I’m used to hearing about people dying from their food allergies. Every week or so, I am alerted to a death resulting from food allergies because my son is allergic to egg and nuts, so I receive all the horrible news through the groups and social media sites I am a member of.
My first-born, Philip, has been suffering from food allergies for 11 years.
There’s an over-representation of young men who die from food allergies, however most are in the US so for some reason, I’m relieved. If a food allergy death happens in Australia, it makes the threat to my son all too real.
The death of eight-year-old Marcus Terranova at St Ives North After-School Care due to an undiagnosed food allergy has haunted me for the past two years. He was around the same age as my son was at the time of his death. His carers thought he was suffering from an asthma attack after playing after-school sports. Even Marcus thought it was an asthma attack.
It wasn’t. It was an undiagnosed food allergy and it killed him.
Philip has been suffering from food allergies his entire life. At his most recent visit to hospital we were told his allergies are worsening, and he’ll never grow out of them as we had hoped. Article continues after this video.
Marcus’ father John Terranova doesn’t hold the after-school care facility responsible. Nobody does. They gave him his Ventolin but by the time they realised Marcus was in real trouble and the asthma medication wasn’t working, it was much too late.
In the wake of his son’s tragic death, Mr. Terranova is calling for better training for school and childcare staff, better training for those who prepare food for children and increased testing of children at risk of food allergies.
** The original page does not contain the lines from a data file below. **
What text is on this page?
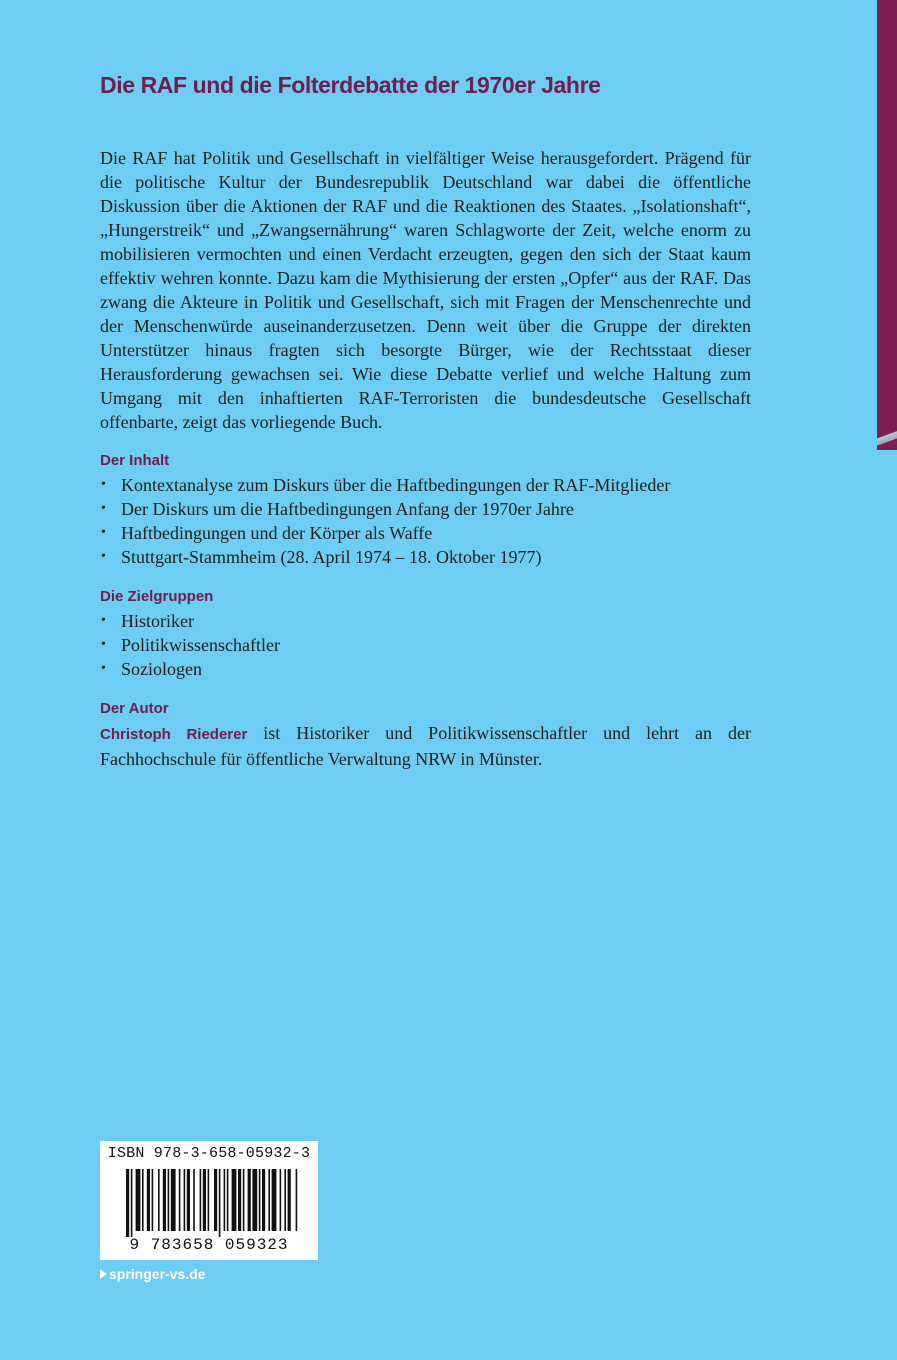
Die RAF und die Folterdebatte der 1970er Jahre

Die RAF hat Politik und Gesellschaft in vielfältiger Weise herausgefordert. Prägend für die politische Kultur der Bundesrepublik Deutschland war dabei die öffentliche Diskussion über die Aktionen der RAF und die Reaktionen des Staates. „Isolationshaft“, „Hungerstreik“ und „Zwangsernährung“ waren Schlagworte der Zeit, welche enorm zu mobilisieren vermochten und einen Verdacht erzeugten, gegen den sich der Staat kaum effektiv wehren konnte. Dazu kam die Mythisierung der ersten „Opfer“ aus der RAF. Das zwang die Akteure in Politik und Gesellschaft, sich mit Fragen der Menschenrechte und der Menschenwürde auseinanderzusetzen. Denn weit über die Gruppe der direkten Unterstützer hinaus fragten sich besorgte Bürger, wie der Rechtsstaat dieser Herausforderung gewachsen sei. Wie diese Debatte verlief und welche Haltung zum Umgang mit den inhaftierten RAF-Terroristen die bundesdeutsche Gesellschaft offenbarte, zeigt das vorliegende Buch.

Der Inhalt
• Kontextanalyse zum Diskurs über die Haftbedingungen der RAF-Mitglieder
• Der Diskurs um die Haftbedingungen Anfang der 1970er Jahre
• Haftbedingungen und der Körper als Waffe
• Stuttgart-Stammheim (28. April 1974 – 18. Oktober 1977)
Die Zielgruppen
• Historiker
• Politikwissenschaftler
• Soziologen
Der Autor

Christoph Riederer ist Historiker und Politikwissenschaftler und lehrt an der Fachhochschule für öffentliche Verwaltung NRW in Münster.

ISBN 978-3-658-05932-3
9 783658 059323
springer-vs.de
He told the Fairfax:
When your child is first diagnosed as having allergies I think there then needs to be a management plan for that child.
He was seeing a dermatologist but the connection between his eczema, asthma and the allergy was not investigated. The focus was always on the asthma. Somewhere along the line someone should have joined the dots.
When there is a family history of eczema, asthma and food allergies, the risk of your own child having food allergies is high. The way food allergy testing and management is run in Australia is a recipe for complete disaster. It’s patchy and under-thought.
It’s completely and totally inadequate.
ALL children should undergo food allergy testing, preferably before they begin solids. It’s a harmless ‘skin prick’ test. Then, children deemed high risk such as those who have had eczema or asthma, should undergo regular allergy testing. It should be covered by Medicare. The fact this hasn’t yet happened astounds me, particularly considering the fact that one in 10 babies born here will have a food allergy and many of those babies will carry those allergies into adulthood.
Then we have to train all teachers, school staff and child care workers about food allergies, how to prevent them by avoiding high risk foods and how to treat allergic reactions using life-saving EpiPens.
And we need nurses in all schools. Real nurses. Not office admin staff who also run the sick bay and have attended one first aid session. Someone who knows the seven different ways food allergies present, and will not hesitate to administer the EpiPen BEFORE calling the ambulance or parent.
The order should be:
- Parent phone call
Here's the thing nobody every tells you about food allergies. After a child has eaten the food they are allergic to, there is a very small window of time in which to administer life-saving medication which normally comes in the form of an EpiPen. If you take a wait-and-see approach, it's often too late.
This was the experience of a family in the US whose daughter suffered from a severe peanut allergy. Her parents were doctors and had gone to camp with her. Even though the girl spat out the dessert as soon as she realised it had peanuts in it, and despite the fact her parents were doctors, they took a wait-and-see approach. By the time they gave her one and two and three EpiPens, it was too late.
My son suffered from a severe reaction last November. I didn't give him his EpiPen. His GP had mentioned that he thought Philip was too little and the large dose of adrenaline could cause him to have a heart attack, so I hesitated. Luckily for Philip, he recovered from the reaction on his own. When I told his allergy doctor what the GP had said, he shook his had in total frustration.
GPs need proper food allergy training too.
My heart aches for Marcus' parents when they received the call saying he was having an asthma attack, only to arrive and find ambulance workers frantically trying to revive him and staff and friends in a state of total shock. I'm so glad they are doing what they can to try and increase the diagnosis and improve the treatment of food allergies.
I really hope that this time we all listen.
Do you have someone close to you who suffers from food allergies? How do they manage it on a day-to-day basis?